The sequencing of the human genome provides vital insight into the biological workings behind countless medical conditions and scientists and physicians are advancing the field of personalized medicine at a fast pace. Personalized medicine is a new paradigm that proposes to manage a patient’s disease based on the individual patient’s specific characteristics, including age, gender, height, weight, diet, genetics and environment. Genomic and personalized medicine aims to tackle more complex diseases, such as cancer, heart disease and diabetes. For years these diseases were believed to be influenced by environmental factors and their interaction with the human genome. A number of top-tier medical institutions now have personalized medicine programs, and many are conducting both basic research and clinical studies in genomic medicine.

In addition to ongoing medical research and new targeted therapies that research will lead to, a new initiative called the Cancer Genome Atlas has begun. Its goal is to identify all of the genetic abnormalities that can be found in 50 cancer types. The National Institute of Health is working to reduce the cost of sequencing an individual person’s genome to make it affordable to do so.
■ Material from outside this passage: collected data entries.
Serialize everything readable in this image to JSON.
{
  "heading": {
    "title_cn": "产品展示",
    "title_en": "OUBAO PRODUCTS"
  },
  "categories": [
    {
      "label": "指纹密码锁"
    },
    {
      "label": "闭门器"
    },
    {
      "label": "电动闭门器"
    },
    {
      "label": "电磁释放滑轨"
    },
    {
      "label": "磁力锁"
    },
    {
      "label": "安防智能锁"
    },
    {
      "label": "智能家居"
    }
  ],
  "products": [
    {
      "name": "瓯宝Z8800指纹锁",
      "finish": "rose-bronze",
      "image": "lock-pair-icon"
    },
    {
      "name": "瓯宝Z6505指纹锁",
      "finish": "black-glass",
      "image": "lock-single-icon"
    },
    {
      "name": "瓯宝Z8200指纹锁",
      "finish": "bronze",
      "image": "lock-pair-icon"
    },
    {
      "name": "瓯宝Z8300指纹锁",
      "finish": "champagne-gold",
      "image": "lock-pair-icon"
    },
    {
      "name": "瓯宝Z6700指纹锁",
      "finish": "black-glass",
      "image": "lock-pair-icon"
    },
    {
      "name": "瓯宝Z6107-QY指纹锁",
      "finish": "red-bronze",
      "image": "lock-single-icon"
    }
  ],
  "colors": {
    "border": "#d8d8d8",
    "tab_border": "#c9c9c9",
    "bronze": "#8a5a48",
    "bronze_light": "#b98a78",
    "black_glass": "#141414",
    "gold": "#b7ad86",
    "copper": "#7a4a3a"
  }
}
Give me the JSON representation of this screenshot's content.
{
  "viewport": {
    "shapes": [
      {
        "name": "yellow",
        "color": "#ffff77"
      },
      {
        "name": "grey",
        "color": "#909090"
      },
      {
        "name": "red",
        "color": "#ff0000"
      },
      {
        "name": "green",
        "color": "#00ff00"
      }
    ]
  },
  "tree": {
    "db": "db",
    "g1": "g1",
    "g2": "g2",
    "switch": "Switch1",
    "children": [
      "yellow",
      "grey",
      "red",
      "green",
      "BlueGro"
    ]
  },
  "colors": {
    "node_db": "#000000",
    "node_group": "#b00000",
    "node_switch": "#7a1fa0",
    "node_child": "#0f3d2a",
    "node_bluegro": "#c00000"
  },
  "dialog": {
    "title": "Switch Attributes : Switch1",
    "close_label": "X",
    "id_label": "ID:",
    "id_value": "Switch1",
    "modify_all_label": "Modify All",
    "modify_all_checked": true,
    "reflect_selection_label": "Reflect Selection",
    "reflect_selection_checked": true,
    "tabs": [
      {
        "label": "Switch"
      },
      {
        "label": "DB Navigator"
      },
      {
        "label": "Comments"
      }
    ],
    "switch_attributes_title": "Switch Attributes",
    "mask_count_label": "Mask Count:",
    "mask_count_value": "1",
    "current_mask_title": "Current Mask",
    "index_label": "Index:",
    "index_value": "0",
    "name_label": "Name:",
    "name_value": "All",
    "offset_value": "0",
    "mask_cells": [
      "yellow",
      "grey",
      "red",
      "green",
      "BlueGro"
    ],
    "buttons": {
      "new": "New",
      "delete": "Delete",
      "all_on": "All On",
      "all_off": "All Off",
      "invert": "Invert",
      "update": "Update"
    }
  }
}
Once that’s accomplished, screening for disease will be more effective than ever, helping to predict, diagnose and manage any diseases you may have.

According to genomics pioneer Leroy Hood, “There will be enormous scientific and engineering challenges to achieve this vision—far greater than those associated with the Human Genome Project. Predictive, preventive and personalized medicine will transform science, industry, education and society in ways that we are only beginning to imagine.”

In the future, doctors may be able to reveal which genetic diseases you might develop later in life by a single droplet of blood. This droplet may be all your doctor needs to tailor which medicines are right for you.